Ieri notte è andata in scena la prima semifinale di (Eastern) Conference dei playoff NBA, che ha visto opposti i Brooklyn Nets ai Milwaukee Bucks. La formazione di casa ha prevalso abbastanza comodamente (115-107), anche se a inizio primo quarto ha dovuto assistere all’uscita di James Harden per infortunio.

Il numero 13 ha accusato uno stiramento al bicipite femorale dopo pochi secondi di partita. Lo stesso problema che lo aveva tenuto fuori a lungo durante la regular season.

Malgrado l’uscita di Harden, però, ai Nets sono bastati Kevin Durant (29 punti e 10 rimbalzi) e Kyrie Irving (25 punti) per battere i Bucks. Il momento chiave della partita è stato il terzo quarto, dove la formazione di coach Steve Nash, trascinata dalle due stelle, è riuscita a infliggere un pesante parziale di 35-23.

Ma Durant e Irving non sono stati i due unici protagonisti della vittoria dei Nets. Un eccellente Blake Griffin (18 punti, 14 assist) e un ottimo Joe Harris (19 punti, con 7/11 al tiro), hanno infatti contribuito al trionfo in gara 1. Così come un silenzioso, ma incisivo, Mike James da 12 punti in uscita dalla panchina.

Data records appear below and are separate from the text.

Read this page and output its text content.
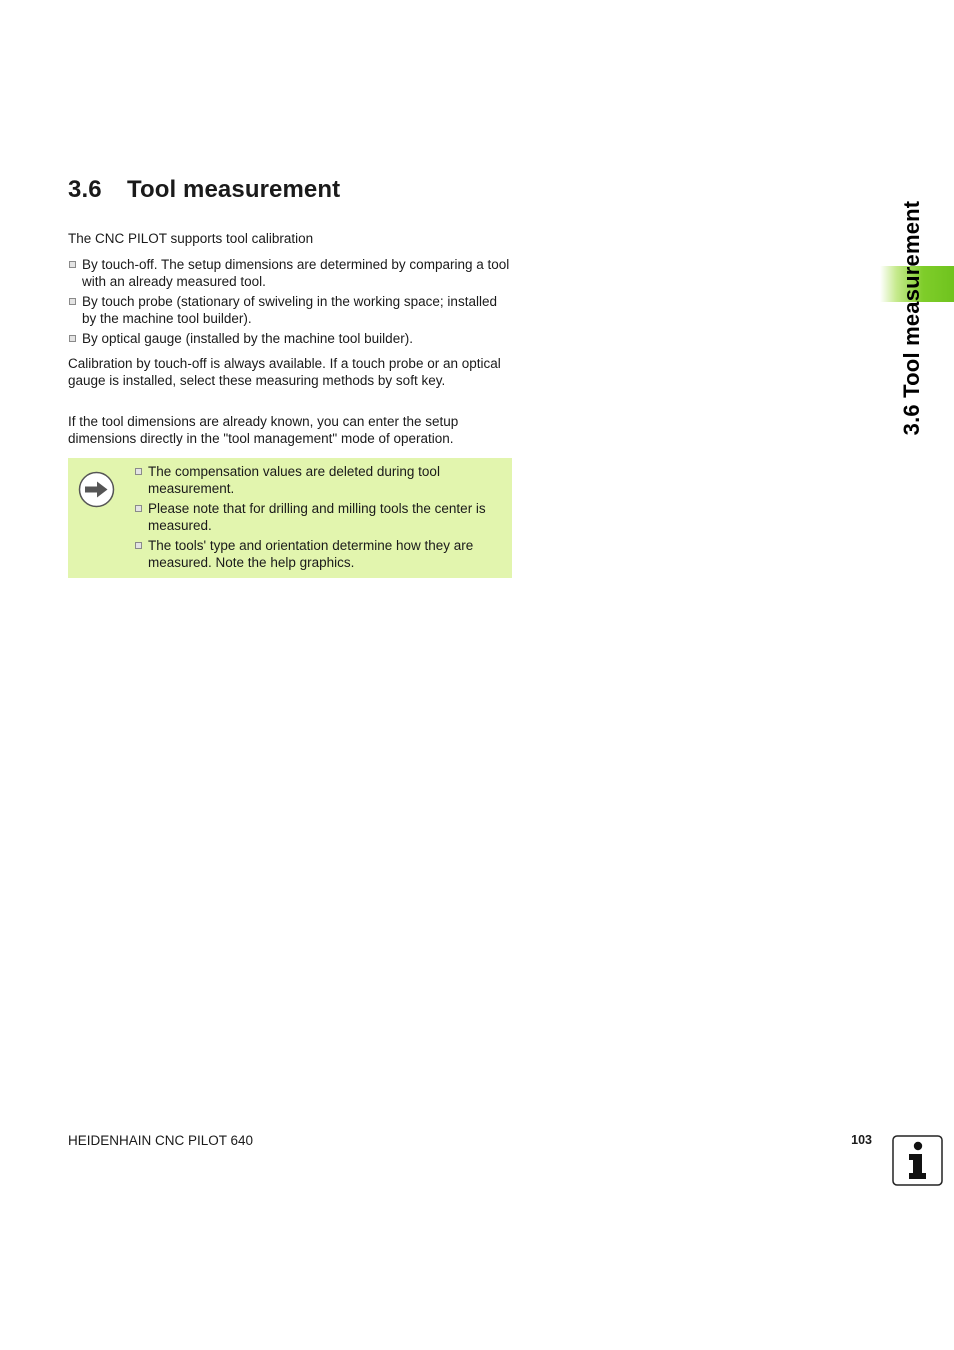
3.6 Tool measurement
3.6 Tool measurement

The CNC PILOT supports tool calibration

By touch-off. The setup dimensions are determined by comparing a tool with an already measured tool.
By touch probe (stationary of swiveling in the working space; installed by the machine tool builder).
By optical gauge (installed by the machine tool builder).

Calibration by touch-off is always available. If a touch probe or an optical gauge is installed, select these measuring methods by soft key.

If the tool dimensions are already known, you can enter the setup dimensions directly in the "tool management" mode of operation.

The compensation values are deleted during tool measurement.
Please note that for drilling and milling tools the center is measured.
The tools' type and orientation determine how they are measured. Note the help graphics.
HEIDENHAIN CNC PILOT 640	103
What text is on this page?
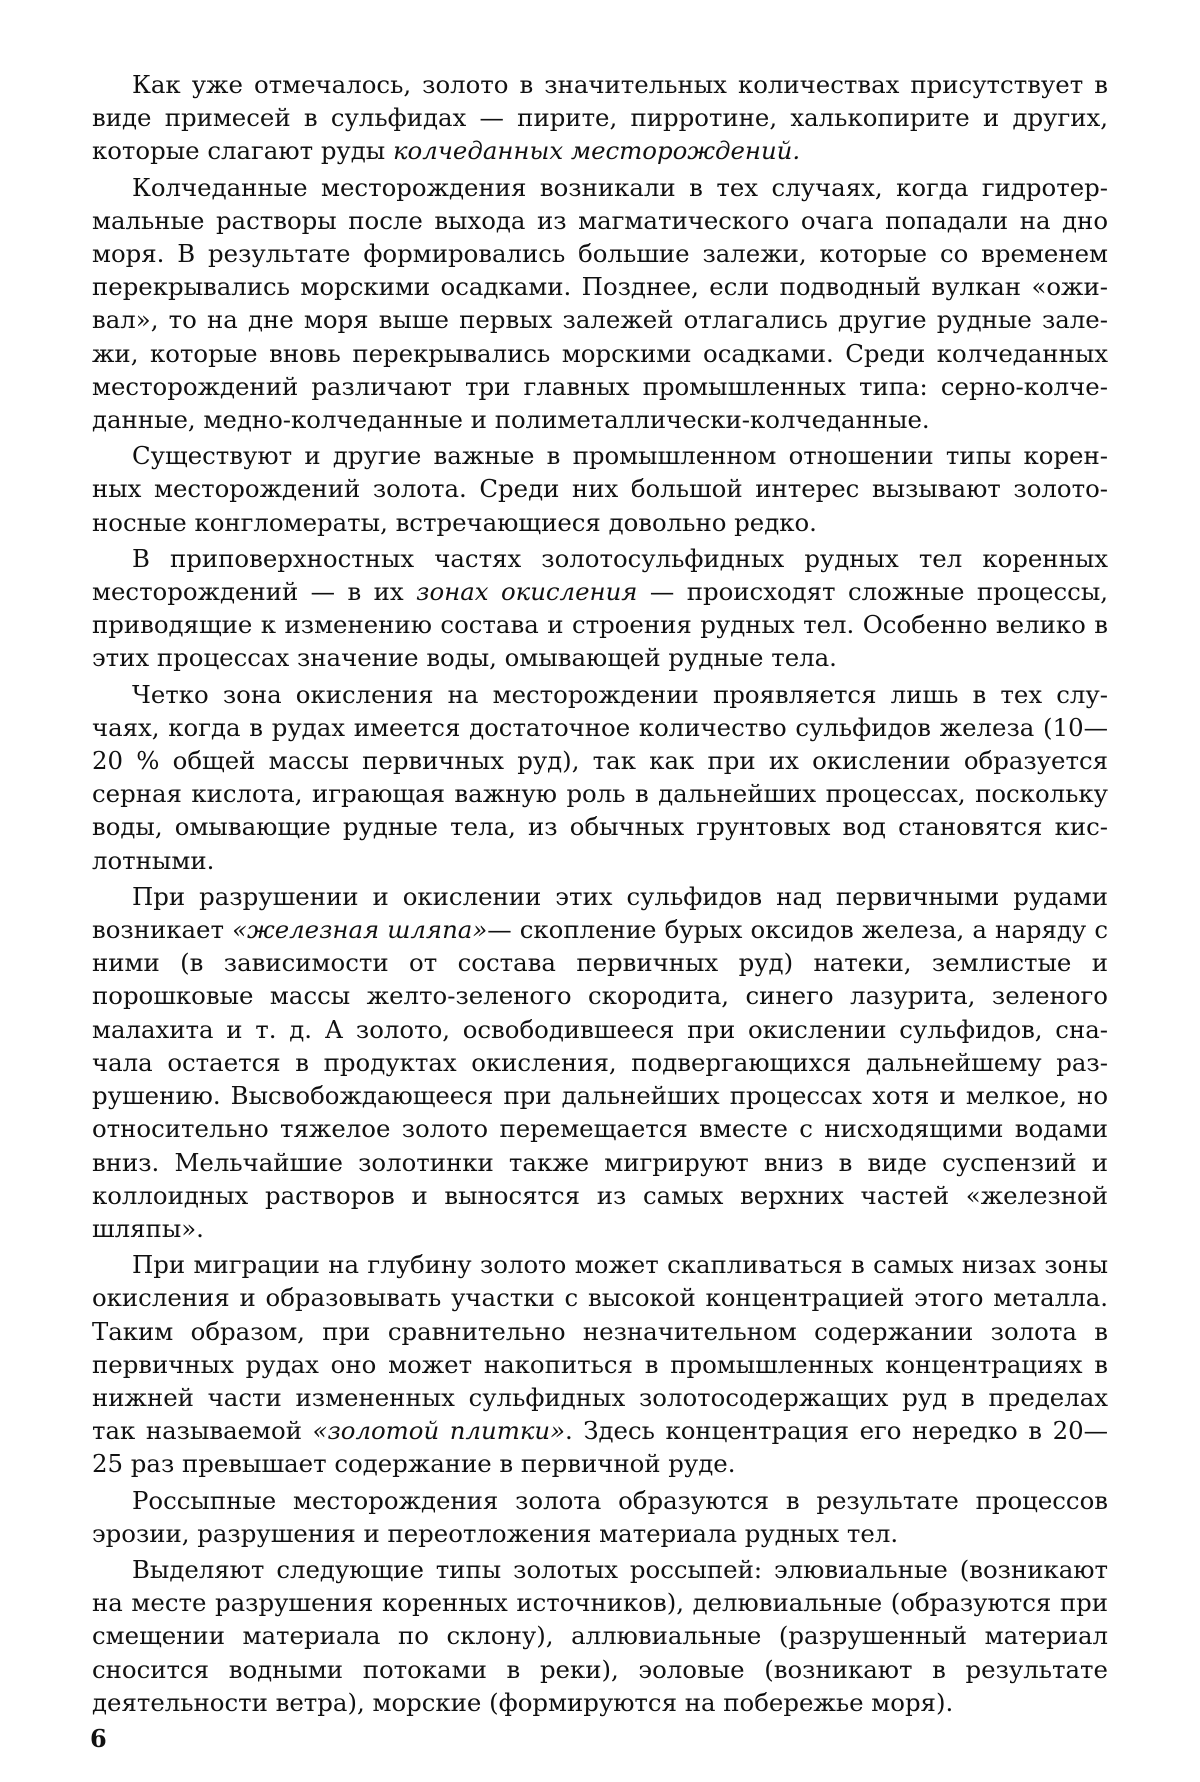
Как уже отмечалось, золото в значительных количествах присутствует в виде примесей в сульфидах — пирите, пирротине, халькопирите и других, которые слагают руды колчеданных месторождений.

Колчеданные месторождения возникали в тех случаях, когда гидротермальные растворы после выхода из магматического очага попадали на дно моря. В результате формировались большие залежи, которые со временем перекрывались морскими осадками. Позднее, если подводный вулкан «оживал», то на дне моря выше первых залежей отлагались другие рудные залежи, которые вновь перекрывались морскими осадками. Среди колчеданных месторождений различают три главных промышленных типа: серно-колчеданные, медно-колчеданные и полиметаллически-колчеданные.

Существуют и другие важные в промышленном отношении типы коренных месторождений золота. Среди них большой интерес вызывают золотоносные конгломераты, встречающиеся довольно редко.

В приповерхностных частях золотосульфидных рудных тел коренных месторождений — в их зонах окисления — происходят сложные процессы, приводящие к изменению состава и строения рудных тел. Особенно велико в этих процессах значение воды, омывающей рудные тела.

Четко зона окисления на месторождении проявляется лишь в тех случаях, когда в рудах имеется достаточное количество сульфидов железа (10—20 % общей массы первичных руд), так как при их окислении образуется серная кислота, играющая важную роль в дальнейших процессах, поскольку воды, омывающие рудные тела, из обычных грунтовых вод становятся кислотными.

При разрушении и окислении этих сульфидов над первичными рудами возникает «железная шляпа»— скопление бурых оксидов железа, а наряду с ними (в зависимости от состава первичных руд) натеки, землистые и порошковые массы желто-зеленого скородита, синего лазурита, зеленого малахита и т. д. А золото, освободившееся при окислении сульфидов, сначала остается в продуктах окисления, подвергающихся дальнейшему разрушению. Высвобождающееся при дальнейших процессах хотя и мелкое, но относительно тяжелое золото перемещается вместе с нисходящими водами вниз. Мельчайшие золотинки также мигрируют вниз в виде суспензий и коллоидных растворов и выносятся из самых верхних частей «железной шляпы».

При миграции на глубину золото может скапливаться в самых низах зоны окисления и образовывать участки с высокой концентрацией этого металла. Таким образом, при сравнительно незначительном содержании золота в первичных рудах оно может накопиться в промышленных концентрациях в нижней части измененных сульфидных золотосодержащих руд в пределах так называемой «золотой плитки». Здесь концентрация его нередко в 20—25 раз превышает содержание в первичной руде.

Россыпные месторождения золота образуются в результате процессов эрозии, разрушения и переотложения материала рудных тел.

Выделяют следующие типы золотых россыпей: элювиальные (возникают на месте разрушения коренных источников), делювиальные (образуются при смещении материала по склону), аллювиальные (разрушенный материал сносится водными потоками в реки), эоловые (возникают в результате деятельности ветра), морские (формируются на побережье моря).

6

Per quanto riguarda i Milwaukee Bucks, invece, ciò che non ha davvero funzionato è stato il tiro. Sia dal campo (percentuali inferiori al 45%), sia soprattutto da oltre l’arco (dove i Bucks hanno racimolato un misero 6/30).

Buonissime le prestazioni di Giannis Antetokounmpo (34 punti e 11 rimbalzi, con 16/24 al tiro) e Brook Lopez (19 punti, con 8/11 dal campo). Al contrario, negative le partite di Khris Middleton (13 punti, e 6/23 dal campo) e Jrue Holiday (17 punti e 7/19 dal campo).